Le dimanche 11 juillet, nous continuons notre progression. Petit à petit, la présence policière est moins visible. Il y a en tout cas moins de barrages militarisés et surprotégés. Par contre, tous les 100-150 km, il y a un contrôle routier. Nos plaques semblent nous immuniser, puisqu’en une dizaine de contrôles, nous n’avons dû montrer qu’une seule fois notre permis… Halte pique-nique au bord d’un lac, puis arrêt à Sivas, où nous rejoignons la boucle faite en 2014. La ville est toujours aussi animée et sympa. Un thé, quelques achats, avant de repartir un peu plus loin. Nous hésitons à passer la nuit vers des sources thermales – ça ressemble un peu à Pamukkale, mais renonçons tant il y a de monde. Un peu plus loin, nous trouvons une aire de pique-nique déserte, un peu à l’abandon, où des chiens errants peu ragoûtants viennent un peu perturber notre repas.

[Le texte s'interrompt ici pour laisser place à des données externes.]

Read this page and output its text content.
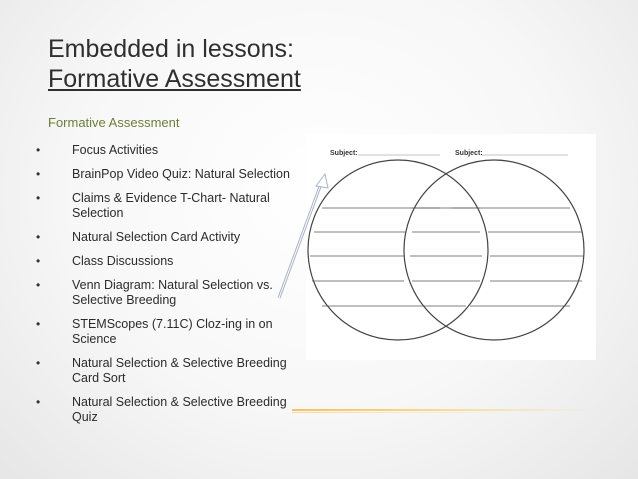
Embedded in lessons:
Formative Assessment
Formative Assessment
•	Focus Activities
•	BrainPop Video Quiz: Natural Selection
•	Claims & Evidence T-Chart- Natural Selection
•	Natural Selection Card Activity
•	Class Discussions
•	Venn Diagram: Natural Selection vs. Selective Breeding
•	STEMScopes (7.11C) Cloz-ing in on Science
•	Natural Selection & Selective Breeding Card Sort
•	Natural Selection & Selective Breeding Quiz
Subject:	Subject:
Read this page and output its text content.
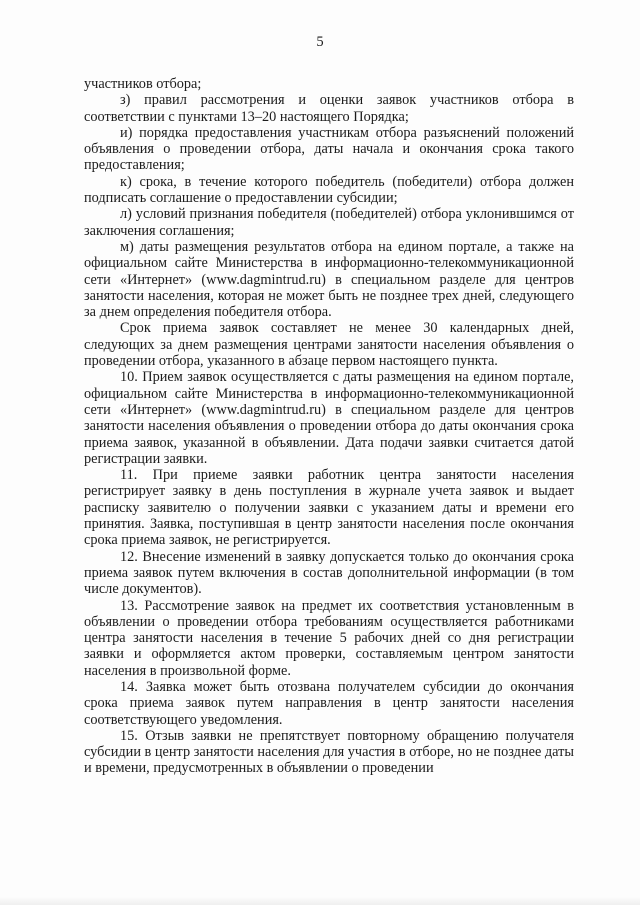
5

участников отбора;

з) правил рассмотрения и оценки заявок участников отбора в соответствии с пунктами 13–20 настоящего Порядка;

и) порядка предоставления участникам отбора разъяснений положений объявления о проведении отбора, даты начала и окончания срока такого предоставления;

к) срока, в течение которого победитель (победители) отбора должен подписать соглашение о предоставлении субсидии;

л) условий признания победителя (победителей) отбора уклонившимся от заключения соглашения;

м) даты размещения результатов отбора на едином портале, а также на официальном сайте Министерства в информационно-телекоммуникационной сети «Интернет» (www.dagmintrud.ru) в специальном разделе для центров занятости населения, которая не может быть не позднее трех дней, следующего за днем определения победителя отбора.

Срок приема заявок составляет не менее 30 календарных дней, следующих за днем размещения центрами занятости населения объявления о проведении отбора, указанного в абзаце первом настоящего пункта.

10. Прием заявок осуществляется с даты размещения на едином портале, официальном сайте Министерства в информационно-телекоммуникационной сети «Интернет» (www.dagmintrud.ru) в специальном разделе для центров занятости населения объявления о проведении отбора до даты окончания срока приема заявок, указанной в объявлении. Дата подачи заявки считается датой регистрации заявки.

11. При приеме заявки работник центра занятости населения регистрирует заявку в день поступления в журнале учета заявок и выдает расписку заявителю о получении заявки с указанием даты и времени его принятия. Заявка, поступившая в центр занятости населения после окончания срока приема заявок, не регистрируется.

12. Внесение изменений в заявку допускается только до окончания срока приема заявок путем включения в состав дополнительной информации (в том числе документов).

13. Рассмотрение заявок на предмет их соответствия установленным в объявлении о проведении отбора требованиям осуществляется работниками центра занятости населения в течение 5 рабочих дней со дня регистрации заявки и оформляется актом проверки, составляемым центром занятости населения в произвольной форме.

14. Заявка может быть отозвана получателем субсидии до окончания срока приема заявок путем направления в центр занятости населения соответствующего уведомления.

15. Отзыв заявки не препятствует повторному обращению получателя субсидии в центр занятости населения для участия в отборе, но не позднее даты и времени, предусмотренных в объявлении о проведении
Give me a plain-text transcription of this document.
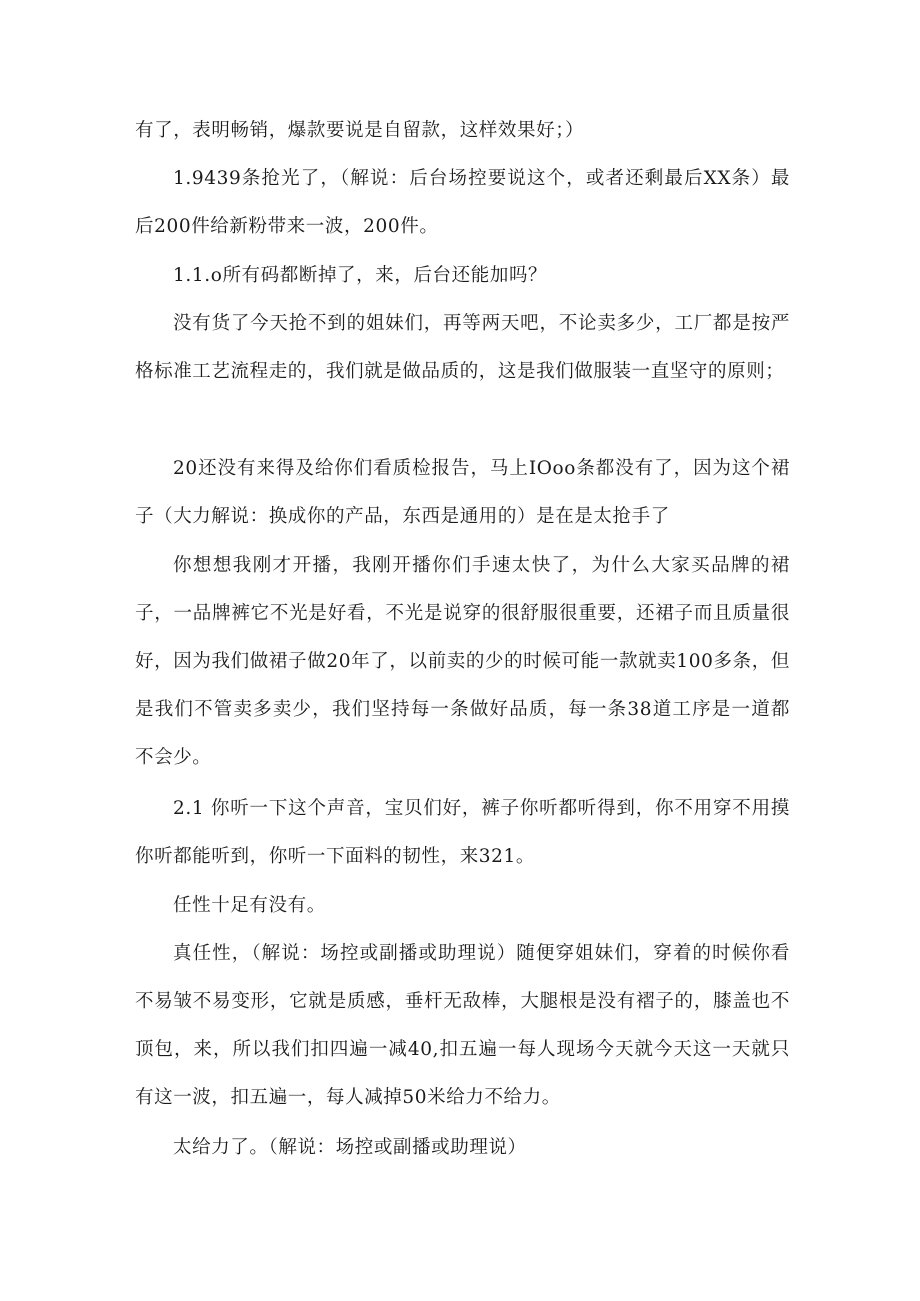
有了，表明畅销，爆款要说是自留款，这样效果好；）

1.9439条抢光了，（解说：后台场控要说这个，或者还剩最后XX条）最后200件给新粉带来一波，200件。

1.1.o所有码都断掉了，来，后台还能加吗？

没有货了今天抢不到的姐妹们，再等两天吧，不论卖多少，工厂都是按严格标准工艺流程走的，我们就是做品质的，这是我们做服装一直坚守的原则；

20还没有来得及给你们看质检报告，马上IOoo条都没有了，因为这个裙子（大力解说：换成你的产品，东西是通用的）是在是太抢手了

你想想我刚才开播，我刚开播你们手速太快了，为什么大家买品牌的裙子，一品牌裤它不光是好看，不光是说穿的很舒服很重要，还裙子而且质量很好，因为我们做裙子做20年了，以前卖的少的时候可能一款就卖100多条，但是我们不管卖多卖少，我们坚持每一条做好品质，每一条38道工序是一道都不会少。

2.1 你听一下这个声音，宝贝们好，裤子你听都听得到，你不用穿不用摸你听都能听到，你听一下面料的韧性，来321。

任性十足有没有。

真任性，（解说：场控或副播或助理说）随便穿姐妹们，穿着的时候你看不易皱不易变形，它就是质感，垂杆无敌棒，大腿根是没有褶子的，膝盖也不顶包，来，所以我们扣四遍一减40,扣五遍一每人现场今天就今天这一天就只有这一波，扣五遍一，每人减掉50米给力不给力。

太给力了。（解说：场控或副播或助理说）
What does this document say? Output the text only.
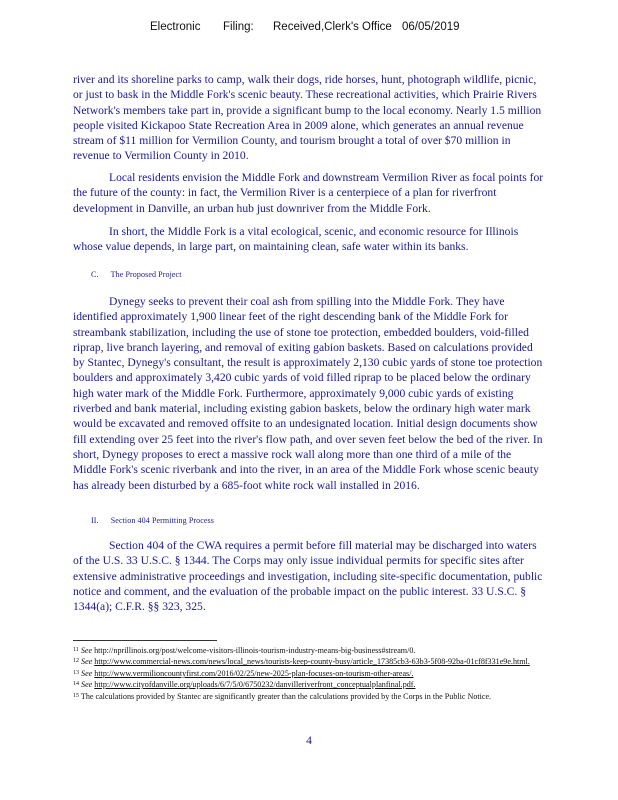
Electronic Filing: Received,Clerk's Office 06/05/2019

river and its shoreline parks to camp, walk their dogs, ride horses, hunt, photograph wildlife, picnic, or just to bask in the Middle Fork's scenic beauty. These recreational activities, which Prairie Rivers Network's members take part in, provide a significant bump to the local economy. Nearly 1.5 million people visited Kickapoo State Recreation Area in 2009 alone, which generates an annual revenue stream of $11 million for Vermilion County, and tourism brought a total of over $70 million in revenue to Vermilion County in 2010.

Local residents envision the Middle Fork and downstream Vermilion River as focal points for the future of the county: in fact, the Vermilion River is a centerpiece of a plan for riverfront development in Danville, an urban hub just downriver from the Middle Fork.

In short, the Middle Fork is a vital ecological, scenic, and economic resource for Illinois whose value depends, in large part, on maintaining clean, safe water within its banks.

C. The Proposed Project

Dynegy seeks to prevent their coal ash from spilling into the Middle Fork. They have identified approximately 1,900 linear feet of the right descending bank of the Middle Fork for streambank stabilization, including the use of stone toe protection, embedded boulders, void-filled riprap, live branch layering, and removal of exiting gabion baskets. Based on calculations provided by Stantec, Dynegy's consultant, the result is approximately 2,130 cubic yards of stone toe protection boulders and approximately 3,420 cubic yards of void filled riprap to be placed below the ordinary high water mark of the Middle Fork. Furthermore, approximately 9,000 cubic yards of existing riverbed and bank material, including existing gabion baskets, below the ordinary high water mark would be excavated and removed offsite to an undesignated location. Initial design documents show fill extending over 25 feet into the river's flow path, and over seven feet below the bed of the river. In short, Dynegy proposes to erect a massive rock wall along more than one third of a mile of the Middle Fork's scenic riverbank and into the river, in an area of the Middle Fork whose scenic beauty has already been disturbed by a 685-foot white rock wall installed in 2016.

II. Section 404 Permitting Process

Section 404 of the CWA requires a permit before fill material may be discharged into waters of the U.S. 33 U.S.C. § 1344. The Corps may only issue individual permits for specific sites after extensive administrative proceedings and investigation, including site-specific documentation, public notice and comment, and the evaluation of the probable impact on the public interest. 33 U.S.C. § 1344(a); C.F.R. §§ 323, 325.

$^{11}$ See http://nprillinois.org/post/welcome-visitors-illinois-tourism-industry-means-big-business#stream/0.
$^{12}$ See http://www.commercial-news.com/news/local_news/tourists-keep-county-busy/article_17385cb3-63b3-5f08-92ba-01cf8f331e9e.html.
$^{13}$ See http://www.vermilioncountyfirst.com/2016/02/25/new-2025-plan-focuses-on-tourism-other-areas/.
$^{14}$ See http://www.cityofdanville.org/uploads/6/7/5/0/6750232/danvilleriverfront_conceptualplanfinal.pdf.
$^{15}$ The calculations provided by Stantec are significantly greater than the calculations provided by the Corps in the Public Notice.
4
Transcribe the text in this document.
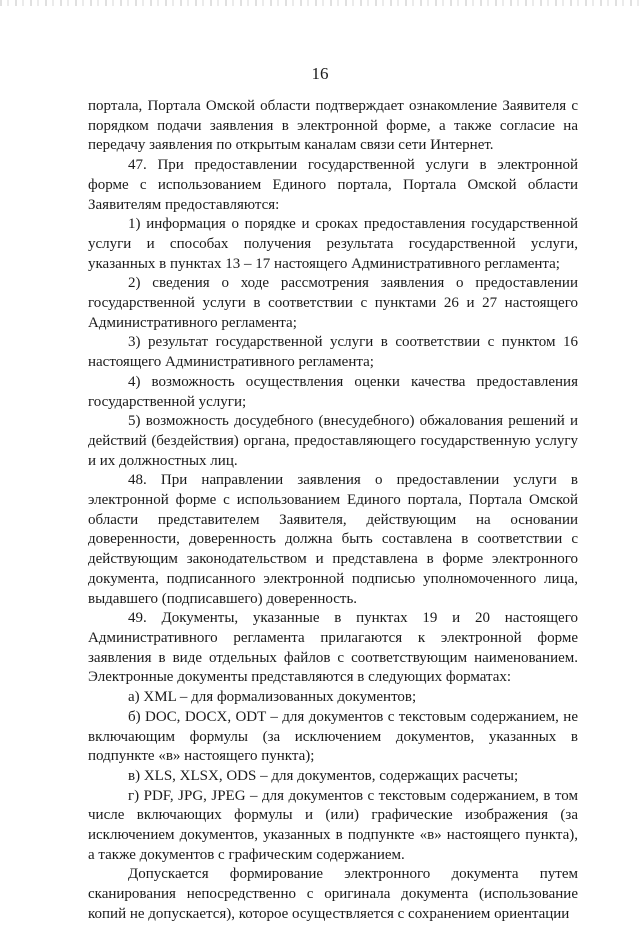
16

портала, Портала Омской области подтверждает ознакомление Заявителя с порядком подачи заявления в электронной форме, а также согласие на передачу заявления по открытым каналам связи сети Интернет.

47. При предоставлении государственной услуги в электронной форме с использованием Единого портала, Портала Омской области Заявителям предоставляются:

1) информация о порядке и сроках предоставления государственной услуги и способах получения результата государственной услуги, указанных в пунктах 13 – 17 настоящего Административного регламента;

2) сведения о ходе рассмотрения заявления о предоставлении государственной услуги в соответствии с пунктами 26 и 27 настоящего Административного регламента;

3) результат государственной услуги в соответствии с пунктом 16 настоящего Административного регламента;

4) возможность осуществления оценки качества предоставления государственной услуги;

5) возможность досудебного (внесудебного) обжалования решений и действий (бездействия) органа, предоставляющего государственную услугу и их должностных лиц.

48. При направлении заявления о предоставлении услуги в электронной форме с использованием Единого портала, Портала Омской области представителем Заявителя, действующим на основании доверенности, доверенность должна быть составлена в соответствии с действующим законодательством и представлена в форме электронного документа, подписанного электронной подписью уполномоченного лица, выдавшего (подписавшего) доверенность.

49. Документы, указанные в пунктах 19 и 20 настоящего Административного регламента прилагаются к электронной форме заявления в виде отдельных файлов с соответствующим наименованием. Электронные документы представляются в следующих форматах:

а) XML – для формализованных документов;

б) DOC, DOCX, ODT – для документов с текстовым содержанием, не включающим формулы (за исключением документов, указанных в подпункте «в» настоящего пункта);

в) XLS, XLSX, ODS – для документов, содержащих расчеты;

г) PDF, JPG, JPEG – для документов с текстовым содержанием, в том числе включающих формулы и (или) графические изображения (за исключением документов, указанных в подпункте «в» настоящего пункта), а также документов с графическим содержанием.

Допускается формирование электронного документа путем сканирования непосредственно с оригинала документа (использование копий не допускается), которое осуществляется с сохранением ориентации
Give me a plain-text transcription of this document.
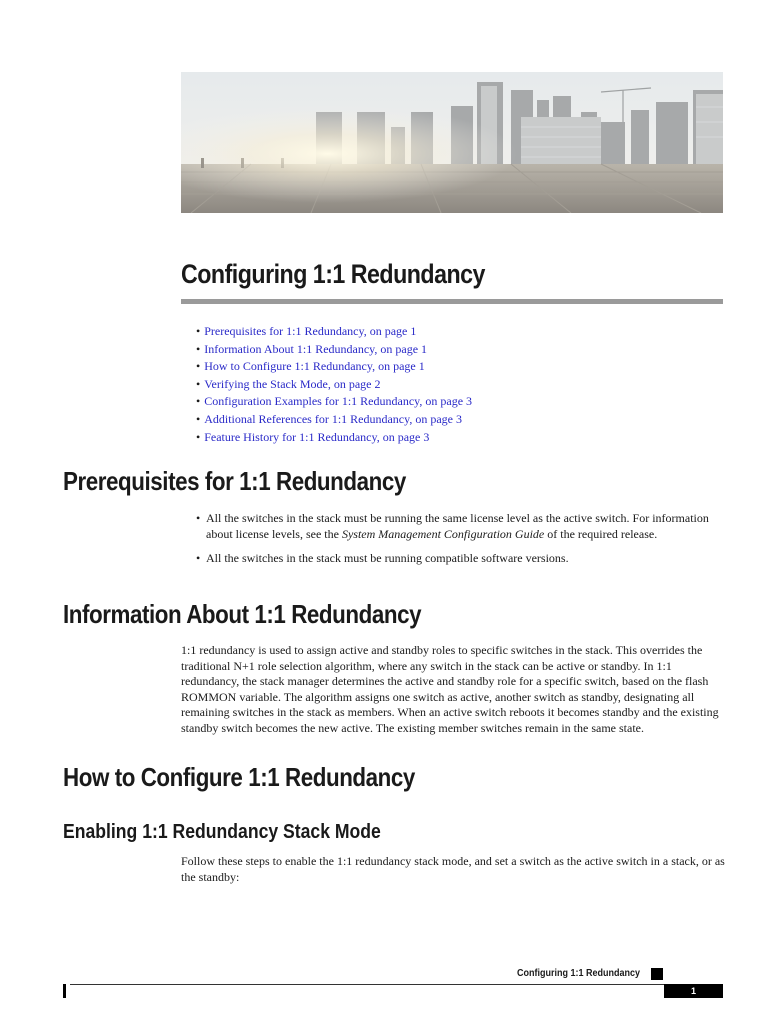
Configuring 1:1 Redundancy
• Prerequisites for 1:1 Redundancy, on page 1
• Information About 1:1 Redundancy, on page 1
• How to Configure 1:1 Redundancy, on page 1
• Verifying the Stack Mode, on page 2
• Configuration Examples for 1:1 Redundancy, on page 3
• Additional References for 1:1 Redundancy, on page 3
• Feature History for 1:1 Redundancy, on page 3
Prerequisites for 1:1 Redundancy
• All the switches in the stack must be running the same license level as the active switch. For information about license levels, see the System Management Configuration Guide of the required release.
• All the switches in the stack must be running compatible software versions.
Information About 1:1 Redundancy

1:1 redundancy is used to assign active and standby roles to specific switches in the stack. This overrides the traditional N+1 role selection algorithm, where any switch in the stack can be active or standby. In 1:1 redundancy, the stack manager determines the active and standby role for a specific switch, based on the flash ROMMON variable. The algorithm assigns one switch as active, another switch as standby, designating all remaining switches in the stack as members. When an active switch reboots it becomes standby and the existing standby switch becomes the new active. The existing member switches remain in the same state.

How to Configure 1:1 Redundancy
Enabling 1:1 Redundancy Stack Mode

Follow these steps to enable the 1:1 redundancy stack mode, and set a switch as the active switch in a stack, or as the standby:

Configuring 1:1 Redundancy
1
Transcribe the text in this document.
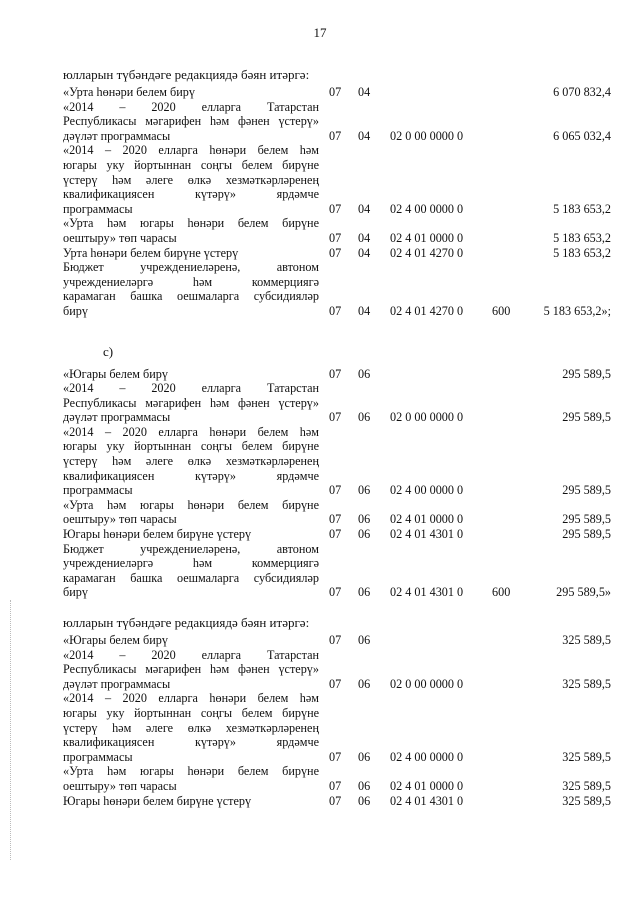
17
юлларын түбәндәге редакциядә бәян итәргә:
«Урта һөнәри белем бирү	07 04	6 070 832,4
«2014 – 2020 елларга Татарстан
Республикасы мәгарифен һәм фәнен үстерү»
дәүләт программасы	07 04 02 0 00 0000 0	6 065 032,4
«2014 – 2020 елларга һөнәри белем һәм
югары уку йортыннан соңгы белем бирүне
үстерү һәм әлеге өлкә хезмәткәрләренең
квалификациясен күтәрү» ярдәмче
программасы	07 04 02 4 00 0000 0	5 183 653,2
«Урта һәм югары һөнәри белем бирүне
оештыру» төп чарасы	07 04 02 4 01 0000 0	5 183 653,2
Урта һөнәри белем бирүне үстерү	07 04 02 4 01 4270 0	5 183 653,2
Бюджет учреждениеләренә, автоном
учреждениеләргә һәм коммерциягә
карамаган башка оешмаларга субсидияләр
бирү	07 04 02 4 01 4270 0 600	5 183 653,2»;
с)
«Югары белем бирү	07 06	295 589,5
«2014 – 2020 елларга Татарстан
Республикасы мәгарифен һәм фәнен үстерү»
дәүләт программасы	07 06 02 0 00 0000 0	295 589,5
«2014 – 2020 елларга һөнәри белем һәм
югары уку йортыннан соңгы белем бирүне
үстерү һәм әлеге өлкә хезмәткәрләренең
квалификациясен күтәрү» ярдәмче
программасы	07 06 02 4 00 0000 0	295 589,5
«Урта һәм югары һөнәри белем бирүне
оештыру» төп чарасы	07 06 02 4 01 0000 0	295 589,5
Югары һөнәри белем бирүне үстерү	07 06 02 4 01 4301 0	295 589,5
Бюджет учреждениеләренә, автоном
учреждениеләргә һәм коммерциягә
карамаган башка оешмаларга субсидияләр
бирү	07 06 02 4 01 4301 0 600	295 589,5»
юлларын түбәндәге редакциядә бәян итәргә:
«Югары белем бирү	07 06	325 589,5
«2014 – 2020 елларга Татарстан
Республикасы мәгарифен һәм фәнен үстерү»
дәүләт программасы	07 06 02 0 00 0000 0	325 589,5
«2014 – 2020 елларга һөнәри белем һәм
югары уку йортыннан соңгы белем бирүне
үстерү һәм әлеге өлкә хезмәткәрләренең
квалификациясен күтәрү» ярдәмче
программасы	07 06 02 4 00 0000 0	325 589,5
«Урта һәм югары һөнәри белем бирүне
оештыру» төп чарасы	07 06 02 4 01 0000 0	325 589,5
Югары һөнәри белем бирүне үстерү	07 06 02 4 01 4301 0	325 589,5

Le lundi 12 juillet, en route vers Boğazkale, nous faisons un arrêt-achats dans un petit centre commercial de Yozgat. C’est là que Zoé trouve le tapis de ses rêves, qui lui rappelle les mosquées. Et hop, nous nous retrouvons avec un bagage de plus, roulé aux pieds des filles. Nous passons l’après-midi sur les rives d’un petit lac de barrage isolé. Hamac, lessive et apéro, avant de passer une bonne nuit.

Le mardi 13 juillet, nous visitons le site de Hattuşas. Un peu déçu au début – les ruines vieilles de plus de 3500 ans sont dans un état peu lisible – nous finissons par être charmés par la beauté des lieux et plein de détails, en particuliers des hiéroglyphes très émouvants. Après un bon pique-nique dans le jardin du musée, nous reprenons la route et arrivons une petite heure avant le coucher du soleil, sur les rives du Tuz Gölü, un lac salé blanc immaculé. Le désert commence devant nous et, quelques centaines de mètres plus loin, une fine pellicule d’eau le recouvre. C’est splendide, nous prenons plein de photos. Au moment de souper, trois chiens un peu insistants viennent un peu gâcher notre plaisir. Impossible de manger en leur présence… Nous nous replions sous la tente de toit où nous admirons l’apparition des étoiles sur le désert de sel.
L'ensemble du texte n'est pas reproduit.